Below are the references to the h2 RDBMS databse which comes out of box with WSO2
jdbc:h2:repository/database/WSO2CARBON_DB;AUTO_SERVER=TRUE
jdbc:h2:repository/database/metastore_db;AUTO_SERVER=TRUE
jdbc:h2:repository/database/samples/BAM_STATS_DB;AUTO_SERVER=TRUE
Resolution ----- How to get tables listed in the Gadget Generation tool?
To get the tables listed in the Gadget Generation tool you have to extensively use the Hive Script to complete the following 3 steps:
Create a Hive table reference for the Casandra data stream to which data is pushed from ESB in my case.
CREATE EXTERNAL TABLE IF NOT EXISTS CREDITTABLE(
payload_creditkey STRING, payload_creditFlag STRING, payload_version STRING) STORED BY
'org.apache.hadoop.hive.cassandra.CassandraStorageHandler' WITH SERDEPROPERTIES ( "cassandra.host" = "127.0.0.1" ,
"cassandra.port" = "9163" , "cassandra.ks.name" = "EVENT_KS" , "cassandra.ks.username" = "admin" , "cassandra.ks.password" = "admin" ,
"cassandra.cf.name" = "firstStream" , "cassandra.columns.mapping" = ":key,payload_k1-constant, Version" );
Using Hive script create a H2 RDBMS script and reference to which I would be copying my data from the Casandra stream.
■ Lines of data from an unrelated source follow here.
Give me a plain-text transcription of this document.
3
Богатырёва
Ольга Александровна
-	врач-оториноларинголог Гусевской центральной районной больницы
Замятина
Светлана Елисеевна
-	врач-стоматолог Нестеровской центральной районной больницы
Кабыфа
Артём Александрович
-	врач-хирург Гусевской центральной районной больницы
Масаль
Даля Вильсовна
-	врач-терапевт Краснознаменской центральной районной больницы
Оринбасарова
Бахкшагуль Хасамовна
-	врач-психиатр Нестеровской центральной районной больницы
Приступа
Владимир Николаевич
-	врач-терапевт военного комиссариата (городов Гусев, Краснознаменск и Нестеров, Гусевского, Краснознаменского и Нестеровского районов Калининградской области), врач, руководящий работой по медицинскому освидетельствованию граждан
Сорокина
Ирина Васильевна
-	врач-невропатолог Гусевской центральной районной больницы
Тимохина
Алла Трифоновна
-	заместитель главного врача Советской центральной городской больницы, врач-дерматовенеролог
CREATE EXTERNAL TABLE IF NOT EXISTS CREDITTABLEh2summary(
creditFlg STRING,
verSion STRING
)
STORED BY
'org.wso2.carbon.hadoop.hive.jdbc.storage.JDBCStorageHandler'
TBLPROPERTIES (
'mapred.jdbc.driver.class' = 'org.h2.Driver' ,
'mapred.jdbc.url' = 'jdbc:h2:C:/wso2bam-2.2.0/repository/samples/database/BAM_STATS_DB' ,
'mapred.jdbc.username' = 'wso2carbon' ,
'mapred.jdbc.password' = 'wso2carbon' ,
'hive.jdbc.update.on.duplicate' = 'true' ,
'hive.jdbc.primary.key.fields' = 'creditFlg' ,
'hive.jdbc.table.create.query' = 'CREATE TABLE CREDITTABLE_newh2(creditFlg VARCHAR(100), version VARCHAR(100))' );
Write a Hive query using which data would be copied from Casandra to H2[RDBMS]
insert overwrite table CREDITTABLEh2summary select a.payload_creditFlag,a.payload_version from CREDITTABLE a;
On doing this I was able to see the table in the Gadget Generation tool however I also had to chage the referenc to the H2 Database to absolute in the JDBC URL value that I passed.
Observation:
Was wondering if the Gadget generation tool can directly point to the Casandra Stream without having to copy the tables to a RDBMS database.